Fang Cabrera

A tech notebook

CUDA Unified Virtual Address Space & Unified Memory

2019-12-16 FangCUDA

Unified Virtual Address Space (UVA)

From CUDA 4.0 and on, UVA has been an important feature. It

  • puts all CUDA execution, host and GPUs, in the same address space
  • Requires Fermi-class GPU and above
  • Requires 64-bit application
  • Call cudaGetDeviceProperties() for all participating devices and check unifiedAddressing flag

uva

easier memory access with UVA

Zero-copy

  • UVA provides a single virtual memory address space for all memory in the system, and enables pointers to be accessed from GPU code no matter where in the system they reside.
  • Pointers returned by cudaHostAlloc() can be used directly from within kernels running on UVA enabled devices – Data cache in L2 of target device.

easier memory copy with UVA

between host and multiple devices

cudaMemcpy(gpu0_buf, host_buf, buf_size, cudaMemcpyDefault)
cudaMemcpy(gpu1_buf, host_buf, buf_size, cudaMemcpyDefault)
cudaMemcpy(host_buf, gpu0_buf, buf_size, cudaMemcpyDefault)
cudaMemcpy(host_buf, gpu1_buf, buf_size, cudaMemcpyDefault)

between two devices:

cudaMemcpy(gpu0_buf, gpu1_buf, buf_size, cudaMemcpyDefault)

cudaMemcpy() knows that our buffers are on different devices.

Unified Memory

Available for CUDA 6.0 and up.

unified memory

Creates a pool of managed memory that is shared between the CPU and GPU.

  • Managed memory is accessible to CPU and GPU with single pointers.
  • Under the hood: data (granularity = pages) automatically migrates from CPU to GPU and among GPUs.

    • Pascal GPU architecture is the first with hardware support for virtual memory page faulting and migration.

usage

cudaError_t cudaMallocManaged(void** ptr, size_t size)

ptr can be used by any GPU and CPU in the system.

Pascal GPU:

  • Pages may not be created until they are accessed by the GPU or the CPU.
  • Pages automatically migrate to the device (or host) that access them.
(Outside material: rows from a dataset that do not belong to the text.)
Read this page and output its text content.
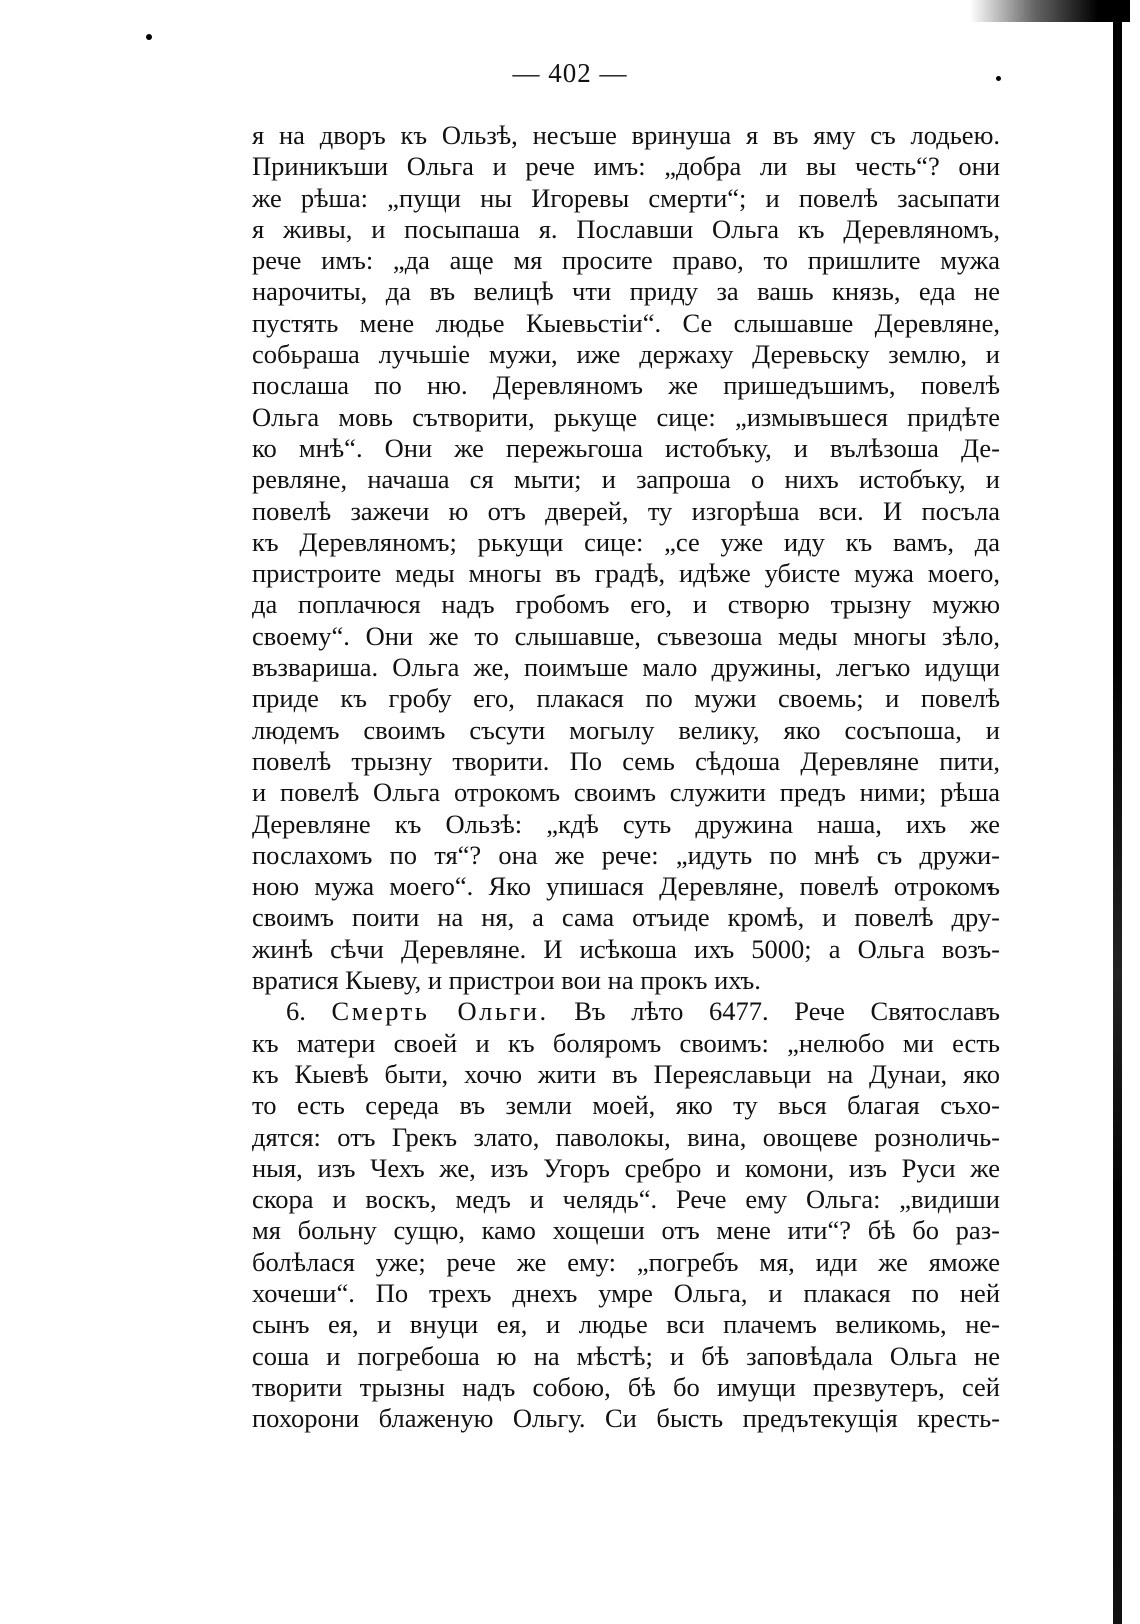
— 402 —
я на дворъ къ Ользѣ, несъше вринуша я въ яму съ лодьею.
Приникъши Ольга и рече имъ: „добра ли вы честь“? они
же рѣша: „пущи ны Игоревы смерти“; и повелѣ засыпати
я живы, и посыпаша я. Пославши Ольга къ Деревляномъ,
рече имъ: „да аще мя просите право, то пришлите мужа
нарочиты, да въ велицѣ чти приду за вашь князь, еда не
пустять мене людье Кыевьстiи“. Се слышавше Деревляне,
собьраша лучьшiе мужи, иже держаху Деревьску землю, и
послаша по ню. Деревляномъ же пришедъшимъ, повелѣ
Ольга мовь сътворити, рькуще сице: „измывъшеся придѣте
ко мнѣ“. Они же пережьгоша истобъку, и вълѣзоша Де-
ревляне, начаша ся мыти; и запроша о нихъ истобъку, и
повелѣ зажечи ю отъ дверей, ту изгорѣша вси. И посъла
къ Деревляномъ; рькущи сице: „се уже иду къ вамъ, да
пристроите меды многы въ градѣ, идѣже убисте мужа моего,
да поплачюся надъ гробомъ его, и створю трызну мужю
своему“. Они же то слышавше, съвезоша меды многы зѣло,
възвариша. Ольга же, поимъше мало дружины, легъко идущи
приде къ гробу его, плакася по мужи своемь; и повелѣ
людемъ своимъ съсути могылу велику, яко сосъпоша, и
повелѣ трызну творити. По семь сѣдоша Деревляне пити,
и повелѣ Ольга отрокомъ своимъ служити предъ ними; рѣша
Деревляне къ Ользѣ: „кдѣ суть дружина наша, ихъ же
послахомъ по тя“? она же рече: „идуть по мнѣ съ дружи-
ною мужа моего“. Яко упишася Деревляне, повелѣ отрокомъ
своимъ поити на ня, а сама отъиде кромѣ, и повелѣ дру-
жинѣ сѣчи Деревляне. И исѣкоша ихъ 5000; а Ольга возъ-
вратися Кыеву, и пристрои вои на прокъ ихъ.
6. Смерть Ольги. Въ лѣто 6477. Рече Святославъ
къ матери своей и къ боляромъ своимъ: „нелюбо ми есть
къ Кыевѣ быти, хочю жити въ Переяславьци на Дунаи, яко
то есть середа въ земли моей, яко ту вься благая съхо-
дятся: отъ Грекъ злато, паволокы, вина, овощеве розноличь-
ныя, изъ Чехъ же, изъ Угоръ сребро и комони, изъ Руси же
скора и воскъ, медъ и челядь“. Рече ему Ольга: „видиши
мя больну сущю, камо хощеши отъ мене ити“? бѣ бо раз-
болѣлася уже; рече же ему: „погребъ мя, иди же яможе
хочеши“. По трехъ днехъ умре Ольга, и плакася по ней
сынъ ея, и внуци ея, и людье вси плачемъ великомь, не-
соша и погребоша ю на мѣстѣ; и бѣ заповѣдала Ольга не
творити трызны надъ собою, бѣ бо имущи презвутеръ, сей
похорони блаженую Ольгу. Си бысть предътекущiя кресть-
Pre-PASCAL (i.e. Kepler and Maxwell)

  • With single GPU, data will be allocated on the GPU device that is active when the call is made.
  • On multi-GPU systems, if some of the GPUs have peer-to-peer access disabled, the memory will be allocated so it is initially resident on the CPU.

example

int main() {
    int *ret;

    cudaMallocManaged(&ret, 1000 * sizeof(int));

    AplusB<<< 1, 1000 >>>(ret, 10, 100);
    cudaDeviceSynchronize();

    for(int i=0; i<1000; i++)
        printf("%d: A+B = %d\n", i, ret[i]);

    cudaFree(ret);
    return 0;
}

difference between UVA and unified memory

  • Unified memory depends on UVA.
  • UVA does NOT move data automatically between CPU and GPU.
  • Unified memory gives higher performance than UVA.
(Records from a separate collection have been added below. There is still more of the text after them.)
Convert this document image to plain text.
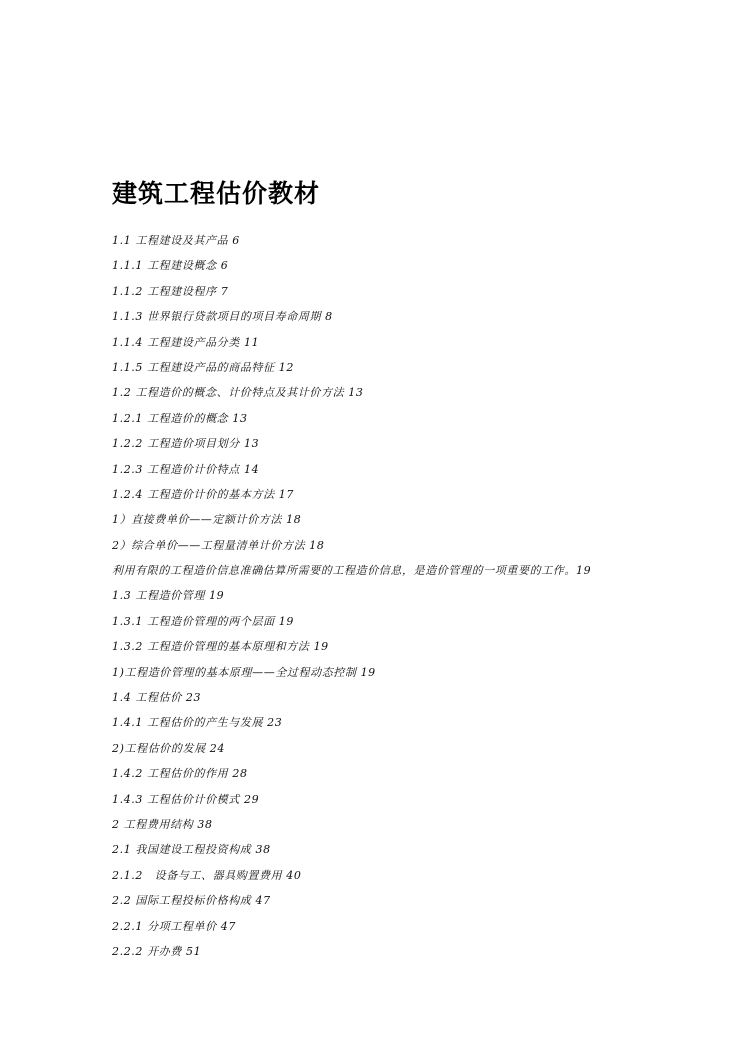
建筑工程估价教材
1.1 工程建设及其产品 6
1.1.1 工程建设概念 6
1.1.2 工程建设程序 7
1.1.3 世界银行贷款项目的项目寿命周期 8
1.1.4 工程建设产品分类 11
1.1.5 工程建设产品的商品特征 12
1.2 工程造价的概念、计价特点及其计价方法 13
1.2.1 工程造价的概念 13
1.2.2 工程造价项目划分 13
1.2.3 工程造价计价特点 14
1.2.4 工程造价计价的基本方法 17
1）直接费单价——定额计价方法 18
2）综合单价——工程量清单计价方法 18
利用有限的工程造价信息准确估算所需要的工程造价信息，是造价管理的一项重要的工作。19
1.3 工程造价管理 19
1.3.1 工程造价管理的两个层面 19
1.3.2 工程造价管理的基本原理和方法 19
1)工程造价管理的基本原理——全过程动态控制 19
1.4 工程估价 23
1.4.1 工程估价的产生与发展 23
2)工程估价的发展 24
1.4.2 工程估价的作用 28
1.4.3 工程估价计价模式 29
2 工程费用结构 38
2.1 我国建设工程投资构成 38
2.1.2　设备与工、器具购置费用 40
2.2 国际工程投标价格构成 47
2.2.1 分项工程单价 47
2.2.2 开办费 51
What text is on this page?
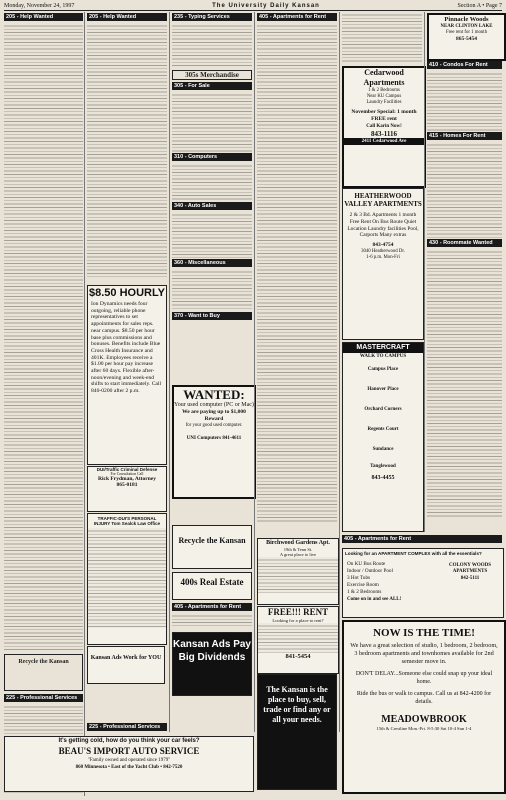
Monday, November 24, 1997	The University Daily Kansan	Section A • Page 7
205 - Help Wanted
Recycle the Kansan
225 - Professional Services
205 - Help Wanted
$8.50 HOURLY
Ion Dynamics needs four outgoing, reliable phone representatives to set appointments for sales reps. near campus. $8.50 per hour base plus commissions and bonuses. Benefits include Blue Cross Health Insurance and 401K. Employees receive a $1.00 per hour pay increase after 60 days. Flexible after-noon/evening and week-end shifts to start immediately. Call 840-0200 after 2 p.m.
DUI/Traffic Criminal Defense
For Consultation Call
Rick Frydman, Attorney
865-0181
TRAFFIC-DUI'S PERSONAL INJURY Tom Sealck Law Office
Kansan Ads Work for YOU
235 - Typing Services
305s Merchandise
305 - For Sale
310 - Computers
340 - Auto Sales
360 - Miscellaneous
370 - Want to Buy
WANTED:
Your used computer (PC or Mac)
We are paying up to $1,000 Reward
for your good used computer.
UNI Computers 841-4611
Recycle the Kansan
400s Real Estate
405 - Apartments for Rent
Kansan Ads Pay Big Dividends
405 - Apartments for Rent
Birchwood Gardens Apt.
19th & Tenn St.
A great place to live
FREE!!! RENT
Looking for a place to rent?
841-5454
The Kansan is the place to buy, sell, trade or find any or all your needs.
Cedarwood Apartments
1 & 2 Bedrooms
Near KU Campus
Laundry Facilities
November Special: 1 month FREE rent
Call Karin Now!
843-1116
2411 Cedarwood Ave
HEATHERWOOD VALLEY APARTMENTS
2 & 3 Bd. Apartments 1 month Free Rent On Bus Route Quiet Location Laundry facilities Pool, Carports Many extras
843-4754
3040 Heatherwood Dr.
1-6 p.m. Mon-Fri
MASTERCRAFT
WALK TO CAMPUS
Campus Place
Hanover Place
Orchard Corners
Regents Court
Sundance
Tanglewood
843-4455
Pinnacle Woods
NEAR CLINTON LAKE
Free rent for 1 month
865-5454
410 - Condos For Rent
415 - Homes For Rent
430 - Roommate Wanted
405 - Apartments for Rent
Looking for an APARTMENT COMPLEX with all the essentials?
On KU Bus Route
Indoor / Outdoor Pool
3 Hot Tubs
Exercise Room
1 & 2 Bedrooms
Come on in and see ALL!
COLONY WOODS APARTMENTS
842-5111
NOW IS THE TIME!
We have a great selection of studio, 1 bedroom, 2 bedroom, 3 bedroom apartments and townhomes available for 2nd semester move in.
DON'T DELAY...Someone else could snap up your ideal home.
Ride the bus or walk to campus. Call us at 842-4200 for details.
MEADOWBROOK
15th & Crestline Mon.-Fri. 8-5:30 Sat 10-4 Sun 1-4
It's getting cold, how do you think your car feels?
BEAU'S IMPORT AUTO SERVICE
"Family owned and operated since 1979"
860 Minnesota • East of the Yacht Club • 842-7520
225 - Professional Services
pros and cons of unified memory

advantages

  • Ease of programming
  • Data is migrated on demand – offer the performance of local data on the GPU – while providing the ease of use of globally shared data
  • Very efficient with complex data structures (e.g. linked lists, structures with pointers, … ).

disadvantage

Carefully tuned CUDA program that uses streams to efficiently overlap execution with data transfers may perform better than a CUDA program that only uses Unified Memory.